我々は今までに、造血幹細胞が、Tie2/Angiopoietin-1やMpl/Thrombopoietinのシグナルを通じて骨芽細胞に接着することを見出してきた。骨髄移植で、骨髄細胞が減少したときや、抗がん剤が投与されたとき、静止期幹細胞は細胞周期に入り、増殖して前駆細胞を補う。このとき、活性酸素種（ROS）により、N-cadherinが減少し、幹細胞がニッチから放れると考えられる。連続骨髄移植でも、ROSは、上昇し、p38MAPKやp16Ink4a の活性化が幹細胞で見られる。
静止期幹細胞は、骨髄の内骨膜領域にある。サイトカインに反応して増殖するとき、幹細胞が酸素分圧の高い血管領域へ移動すると考えられる。したがって、幹細胞は低酸素状態で、増殖が抑えられていると考えられる。そこで、造血幹細胞の代謝学的特徴を解析する予定である。静止期幹細胞は、ミトコンドリアが少なく、解糖系によってエネルギーを得ていることをHIF-1α/VHLconditional KOマウスを用いて解析する。さらに、がん幹細胞のニッチをターゲットとした治療法の確立を目指し研究を展開したい。

代表論文

1. Arai, F., Hirao, A., Ohmura, M., Sato, H., Matsuoka, S., Takubo, K., Ito, K., Koh, G.Y., and Suda, T. (2004). Tie2/angiopoietin-1 signaling regulates hematopoietic stem cell quiescence in the bone marrow niche. Cell 118, 149-161.
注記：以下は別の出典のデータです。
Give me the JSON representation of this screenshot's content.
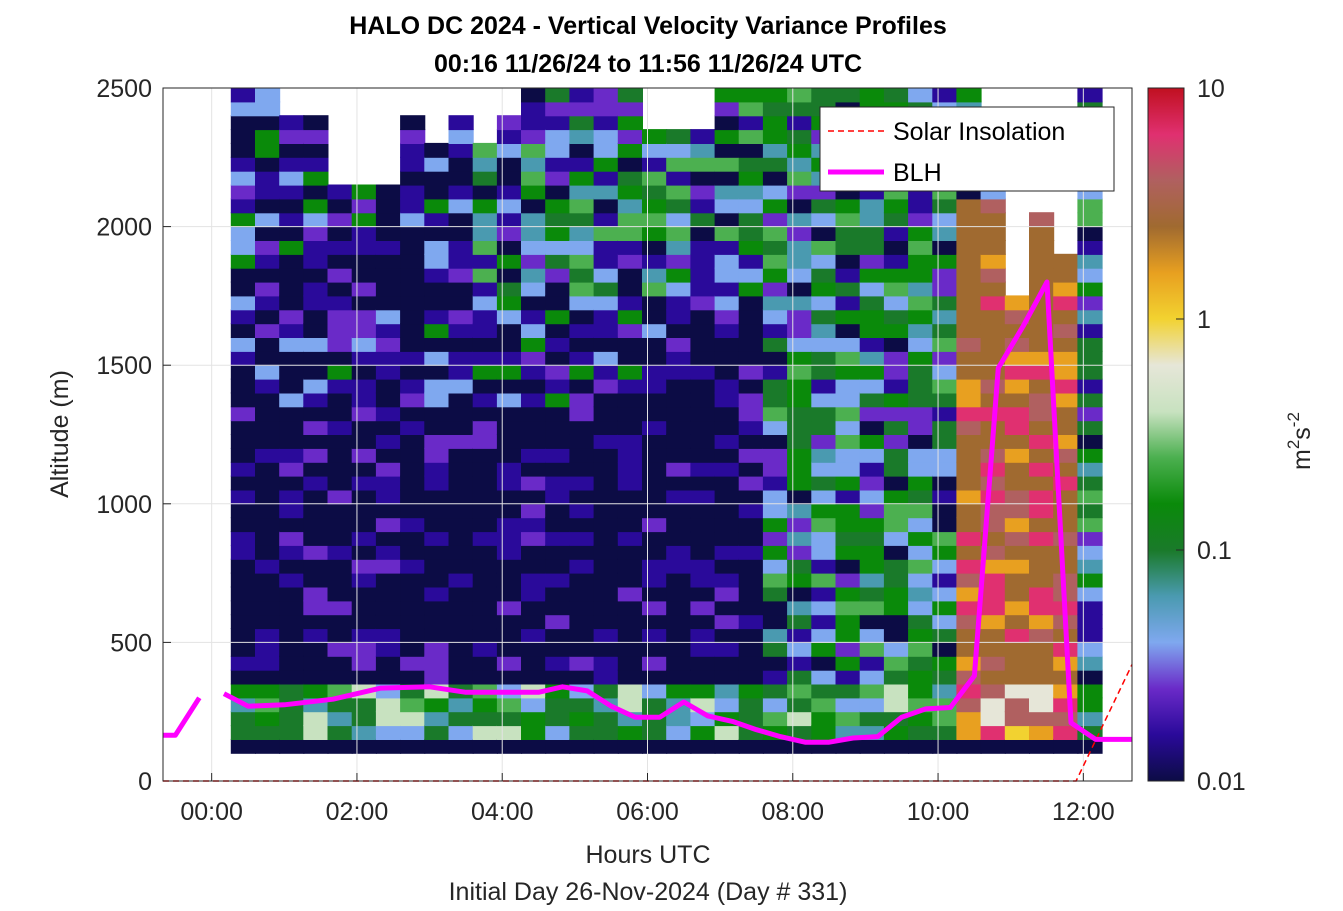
{
  "chart_data": {
    "type": "heatmap",
    "title": "HALO DC 2024 - Vertical Velocity Variance Profiles",
    "subtitle": "00:16 11/26/24 to 11:56 11/26/24  UTC",
    "xlabel": "Hours UTC",
    "xlabel2": "Initial Day 26-Nov-2024 (Day # 331)",
    "ylabel": "Altitude (m)",
    "colorbar_label": "m²s⁻²",
    "colorbar_label_base": "m",
    "colorbar_label_exp1": "2",
    "colorbar_label_mid": "s",
    "colorbar_label_exp2": "-2",
    "x_ticks": [
      "00:00",
      "02:00",
      "04:00",
      "06:00",
      "08:00",
      "10:00",
      "12:00"
    ],
    "x_tick_hours": [
      0,
      2,
      4,
      6,
      8,
      10,
      12
    ],
    "xlim_hours": [
      -0.67,
      12.67
    ],
    "y_ticks": [
      "0",
      "500",
      "1000",
      "1500",
      "2000",
      "2500"
    ],
    "y_tick_values": [
      0,
      500,
      1000,
      1500,
      2000,
      2500
    ],
    "ylim": [
      0,
      2500
    ],
    "colorbar_ticks": [
      "0.01",
      "0.1",
      "1",
      "10"
    ],
    "colorbar_tick_values": [
      0.01,
      0.1,
      1,
      10
    ],
    "colorbar_scale": "log",
    "grid": true,
    "legend_position": "top-right",
    "legend": [
      {
        "label": "Solar Insolation",
        "color": "#ff0000",
        "style": "dashed"
      },
      {
        "label": "BLH",
        "color": "#ff00ff",
        "style": "solid"
      }
    ],
    "heatmap": {
      "x_start_hours": 0.27,
      "x_step_hours": 0.333,
      "altitude_start_m": 100,
      "altitude_step_m": 50,
      "columns": 36,
      "rows": 48,
      "colormap": [
        "#0c0c45",
        "#2a0a9a",
        "#6a2ac8",
        "#7fa8ef",
        "#4a9ab0",
        "#1a7a2a",
        "#0a8a0a",
        "#4cb050",
        "#c8e2c0",
        "#e6e6d8",
        "#f2d230",
        "#e8a020",
        "#a06a30",
        "#b06060",
        "#e03070",
        "#c01020"
      ],
      "summary": "Low variance (~0.01-0.02 m2s-2) in stable night layer up to ~2400 m; near-surface (<350 m) values ~0.05-0.1; after 07:30 UTC mixing increases to ~0.05-0.2 aloft; 10:20-11:40 UTC convective boundary layer with 0.5-3 m2s-2 up to ~2100 m."
    },
    "series": [
      {
        "name": "BLH",
        "color": "#ff00ff",
        "x_hours": [
          -0.67,
          -0.5,
          -0.17,
          0.17,
          0.5,
          1.0,
          1.67,
          2.33,
          3.0,
          3.5,
          4.0,
          4.5,
          4.83,
          5.17,
          5.5,
          5.83,
          6.17,
          6.5,
          6.83,
          7.17,
          7.5,
          7.83,
          8.17,
          8.5,
          8.83,
          9.17,
          9.5,
          9.83,
          10.17,
          10.5,
          10.83,
          11.17,
          11.5,
          11.83,
          12.17,
          12.67
        ],
        "y_m": [
          165,
          165,
          300,
          315,
          270,
          275,
          295,
          335,
          340,
          320,
          320,
          320,
          340,
          325,
          270,
          230,
          230,
          285,
          235,
          215,
          185,
          160,
          140,
          140,
          155,
          160,
          230,
          260,
          265,
          380,
          1490,
          1640,
          1800,
          210,
          150,
          150
        ]
      },
      {
        "name": "Solar Insolation",
        "color": "#ff0000",
        "x_hours": [
          -0.67,
          11.9,
          12.67
        ],
        "y_m": [
          0,
          0,
          420
        ]
      }
    ]
  }
}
2. Ito, K., Hirao, A., Arai, F., Matsuoka, S., Takubo, K., Hamaguchi, I., Nomiyama, K., Hosokawa, K., Sakurada, K., Nakagata, N., et al. (2004). Regulation of oxidative stress by ATM is required for self-renewal of haematopoietic stem cells. Nature 431, 997-1002.
3. Ito, K., Hirao, A., Arai, F., Takubo, K., Matsuoka, S., Miyamoto, K., Ohmura, M., Naka, K., Hosokawa, K., Ikeda, Y., et al. (2006). Reactive oxygen species act through p38 MAPK to limit the lifespan of hematopoietic stem cells. Nat Med 12, 446-451.
4. Takubo, K., Ohmura, M., Azuma, M., Nagamatsu, G., Yamada, W., Arai, F., Hirao, A., and Suda, T. (2008). Stem cell defects in ATM-deficient undifferentiated spermatogonia through DNA damage-induced cell-cycle arrest. Cell Stem Cell 2, 170-182.
5. Yoshihara, H., Arai, F., Hosokawa, K., Hagiwara, T., Takubo, K., Nakamura, Y., Gomei, Y., Iwasaki, H., Matsuoka, S., Miyamoto, K., et al. (2007). Thrombopoietin/MPL signaling regulates hematopoietic stem cell quiescence and interaction with the osteoblastic niche. Cell Stem Cell 1, 685-697.